The on-again, off-again summit meeting between the U.S. president and the president of North Korea may be on again. The central issue, from the U.S. point of view, is the denuclearization of the Democratic People’s Republic of Korea (DPRK), which President Trump has maintained must begin now and end with the destruction of any nuclear capability in the North.
The DPRK is not likely to accede to the U.S. president’s demands. The country has worked for more than half a century at enormous expense to develop a nuclear force, and the hope that it will just toss all that away is highly unlikely.
In an interview with NBC, Victor Cha of the Center for Strategic and International Studies summarized the DPRK’s goal this way:
They want a peace treaty because it validates them as a nuclear weapon state. It ensures that Trump won’t attack because [North Koreans] were worried about an attack last year.

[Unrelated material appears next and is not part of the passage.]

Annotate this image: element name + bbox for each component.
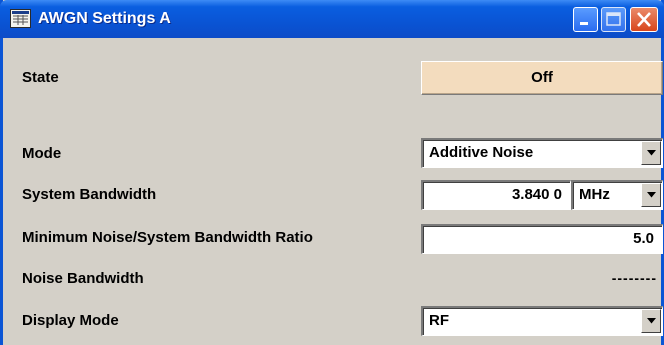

And most importantly, it means money. Not because the United States is going to give money to North Korea, but we are the primary obstacle in places like the World Bank and the Asian Development Bank, the IMF, where the North Koreans want money.
Former DPRK deputy ambassador to Britain Thae Yong Ho, who defected in 2016, concurs. In the end, he claims, North Korea will remain “a nuclear power packaged as a non-nuclear state.”

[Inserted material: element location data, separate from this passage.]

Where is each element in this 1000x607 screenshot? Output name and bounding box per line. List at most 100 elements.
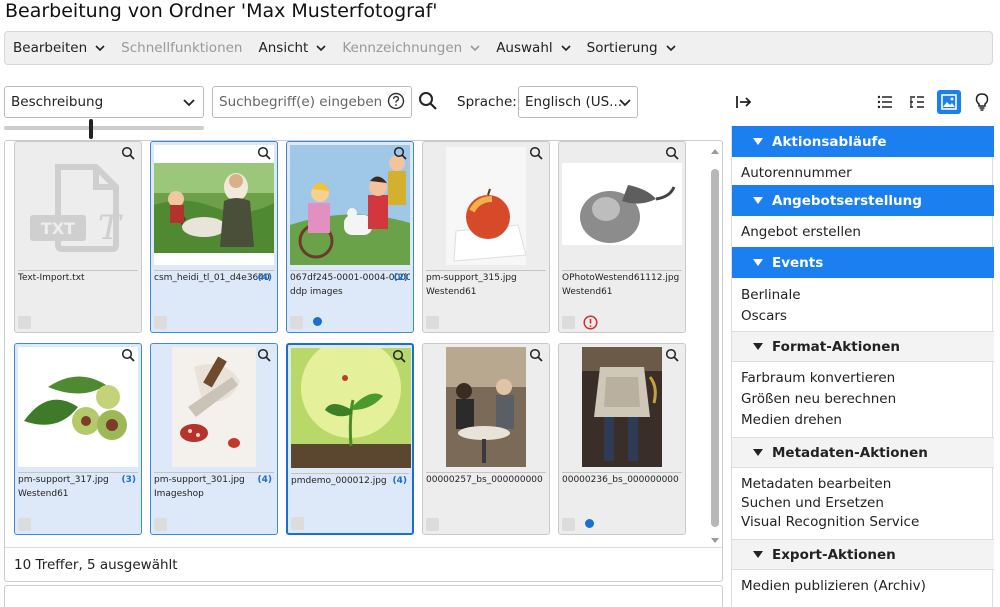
media-tile[interactable]: pm-support_317.jpg (3) Westend61 (14, 343, 142, 535)
action-item[interactable]: Berlinale (741, 287, 801, 303)
select-checkbox[interactable] (18, 518, 31, 531)
action-item[interactable]: Visual Recognition Service (741, 514, 919, 530)
file-name: Text-Import.txt (18, 273, 85, 283)
file-name: OPhotoWestend61112.jpg (562, 273, 680, 283)
scroll-down-icon[interactable] (710, 537, 720, 545)
menu-label: Sortierung (586, 40, 658, 56)
source-label: Westend61 (18, 489, 69, 499)
scroll-up-icon[interactable] (710, 147, 720, 155)
chevron-down-icon (561, 44, 571, 51)
action-item[interactable]: Größen neu berechnen (741, 391, 896, 407)
action-item[interactable]: Medien publizieren (Archiv) (741, 578, 926, 594)
caret-down-icon (753, 449, 763, 456)
action-item[interactable]: Metadaten bearbeiten (741, 476, 891, 492)
thumbnail-image (562, 347, 682, 467)
select-checkbox[interactable] (18, 316, 31, 329)
divider (426, 472, 546, 473)
chevron-down-icon (666, 44, 676, 51)
media-grid: TXT T Text-Import.txt csm_heidi_tl_01_d4e… (4, 140, 723, 582)
zoom-icon[interactable] (257, 348, 271, 362)
language-select[interactable]: Englisch (US... (518, 86, 638, 118)
action-item[interactable]: Angebot erstellen (741, 224, 861, 240)
gallery-view-button[interactable] (937, 90, 961, 114)
gallery-view-icon (941, 94, 957, 110)
file-name: 00000257_bs_000000000 (426, 475, 543, 485)
menu-schnellfunktionen[interactable]: Schnellfunktionen (121, 40, 242, 56)
thumbnail-image (291, 348, 411, 468)
zoom-icon[interactable] (257, 146, 271, 160)
media-tile[interactable]: pm-support_301.jpg (4) Imageshop (150, 343, 278, 535)
select-checkbox[interactable] (562, 316, 575, 329)
zoom-icon[interactable] (393, 146, 407, 160)
select-checkbox[interactable] (291, 517, 304, 530)
action-item[interactable]: Autorennummer (741, 165, 852, 181)
chevron-down-icon (183, 99, 195, 107)
section-header-aktionsablaeufe[interactable]: Aktionsabläufe (732, 126, 994, 157)
divider (291, 473, 409, 474)
media-tile[interactable]: pm-support_315.jpg Westend61 (422, 141, 550, 333)
svg-text:TXT: TXT (41, 219, 75, 238)
action-item[interactable]: Suchen und Ersetzen (741, 495, 884, 511)
export-icon[interactable] (734, 92, 754, 112)
menu-sortierung[interactable]: Sortierung (587, 40, 676, 56)
section-header-format-aktionen[interactable]: Format-Aktionen (732, 331, 994, 362)
zoom-icon[interactable] (665, 146, 679, 160)
section-header-events[interactable]: Events (732, 247, 994, 278)
menu-bearbeiten[interactable]: Bearbeiten (13, 40, 105, 56)
zoom-icon[interactable] (529, 348, 543, 362)
file-name: csm_heidi_tl_01_d4e3640 (154, 273, 270, 283)
search-icon[interactable] (418, 91, 438, 111)
detail-list-icon[interactable] (907, 92, 927, 112)
zoom-icon[interactable] (121, 348, 135, 362)
thumbnail-size-slider[interactable] (4, 126, 204, 130)
menu-auswahl[interactable]: Auswahl (496, 40, 571, 56)
search-input[interactable] (212, 86, 412, 118)
divider (18, 472, 138, 473)
thumbnail-image (426, 145, 546, 265)
media-tile[interactable]: 00000257_bs_000000000 (422, 343, 550, 535)
section-title: Events (772, 254, 824, 271)
select-checkbox[interactable] (290, 316, 303, 329)
zoom-icon[interactable] (392, 349, 406, 363)
thumbnail-image (562, 145, 682, 265)
media-tile[interactable]: TXT T Text-Import.txt (14, 141, 142, 333)
divider (426, 270, 546, 271)
zoom-icon[interactable] (121, 146, 135, 160)
media-tile[interactable]: 00000236_bs_000000000 (558, 343, 686, 535)
media-tile[interactable]: 067df245-0001-0004-0000 (2) ddp images (286, 141, 414, 333)
media-tile[interactable]: OPhotoWestend61112.jpg Westend61 (558, 141, 686, 333)
help-icon[interactable] (387, 92, 405, 110)
section-header-metadaten-aktionen[interactable]: Metadaten-Aktionen (732, 437, 994, 468)
action-item[interactable]: Farbraum konvertieren (741, 370, 895, 386)
media-tile[interactable]: pmdemo_000012.jpg (4) (286, 343, 414, 535)
menu-kennzeichnungen[interactable]: Kennzeichnungen (342, 40, 480, 56)
slider-handle[interactable] (89, 119, 93, 139)
lightbulb-icon[interactable] (972, 92, 992, 112)
caret-down-icon (753, 197, 763, 204)
zoom-icon[interactable] (665, 348, 679, 362)
media-tile[interactable]: csm_heidi_tl_01_d4e3640 (4) (150, 141, 278, 333)
zoom-icon[interactable] (529, 146, 543, 160)
grid-scrollbar[interactable] (708, 145, 722, 545)
section-header-export-aktionen[interactable]: Export-Aktionen (732, 539, 994, 570)
warning-icon (583, 315, 598, 330)
list-view-icon[interactable] (875, 92, 895, 112)
divider (290, 270, 410, 271)
menu-ansicht[interactable]: Ansicht (259, 40, 327, 56)
action-item[interactable]: Oscars (741, 308, 787, 324)
action-item[interactable]: Medien drehen (741, 412, 842, 428)
menubar: Bearbeiten Schnellfunktionen Ansicht Ken… (4, 31, 993, 65)
select-checkbox[interactable] (154, 518, 167, 531)
select-checkbox[interactable] (154, 316, 167, 329)
section-header-angebotserstellung[interactable]: Angebotserstellung (732, 185, 994, 216)
version-count: (3) (121, 475, 137, 485)
scrollbar-thumb[interactable] (711, 169, 719, 527)
section-title: Metadaten-Aktionen (772, 444, 928, 461)
menu-label: Kennzeichnungen (342, 40, 463, 56)
select-checkbox[interactable] (426, 518, 439, 531)
select-checkbox[interactable] (426, 316, 439, 329)
svg-text:T: T (98, 208, 123, 248)
select-checkbox[interactable] (562, 518, 575, 531)
search-field-select[interactable]: Beschreibung (4, 86, 204, 118)
divider (154, 472, 274, 473)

While nuclear weapons get most of the attention (deservedly), it is worth noting that North Korea’s military is massive in many dimensions.
According to a recent report from the U.S. Council on Foreign Relations, the DPRK had the fourth-largest military in the world, with more than 1.1 million personnel in the country’s armed forces. Others have noted that 6.3 million North Koreans serve in the country’s reserve forces. Every North Korean male serves 10 years of military service beginning at the age of 17. Women are conscripted selectively.

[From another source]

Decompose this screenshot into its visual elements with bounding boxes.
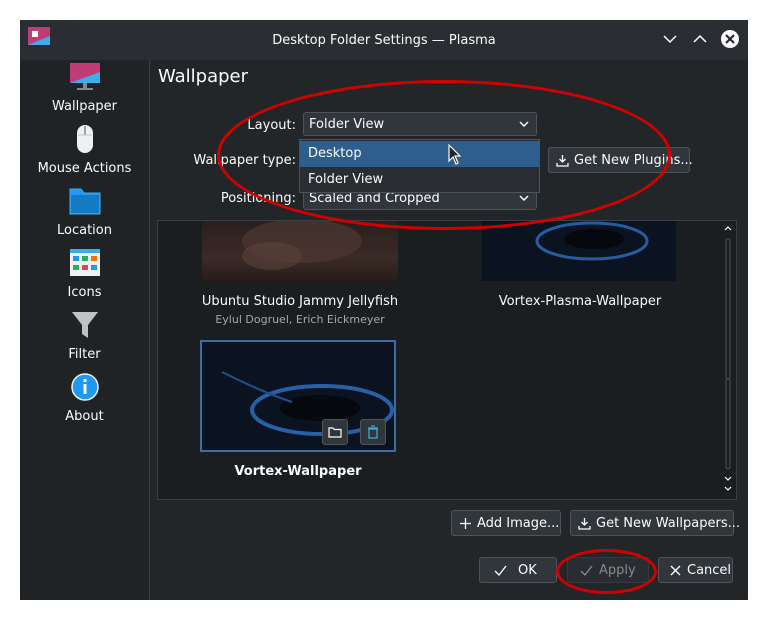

According to a 2015 U.S. Department of Defense report and a 2016 South Korean Ministry of National Defense report, the North Korean military has more than 1,300 aircraft, nearly 300 helicopters, 430 combatant vessels, 250 amphibious vessels, 70 submarines, 4,300 tanks, 2,500 armored vehicles and 5,500 multiple-rocket launchers. Experts also estimate that North Korea has upward of one thousand missiles of varying ranges.
The DPRK’s cyber warfare capabilities also pose a significant threat. Before and after last month’s historic meeting between Kim Jong-un and South Korean President Moon Jae-in, the South’s financial system came under heavy attack from hackers that many experts believe originated in the North.
North Korea also has been identified as the source of last year’s WannaCry ransomware attack and a 2014 hack at Sony Pictures.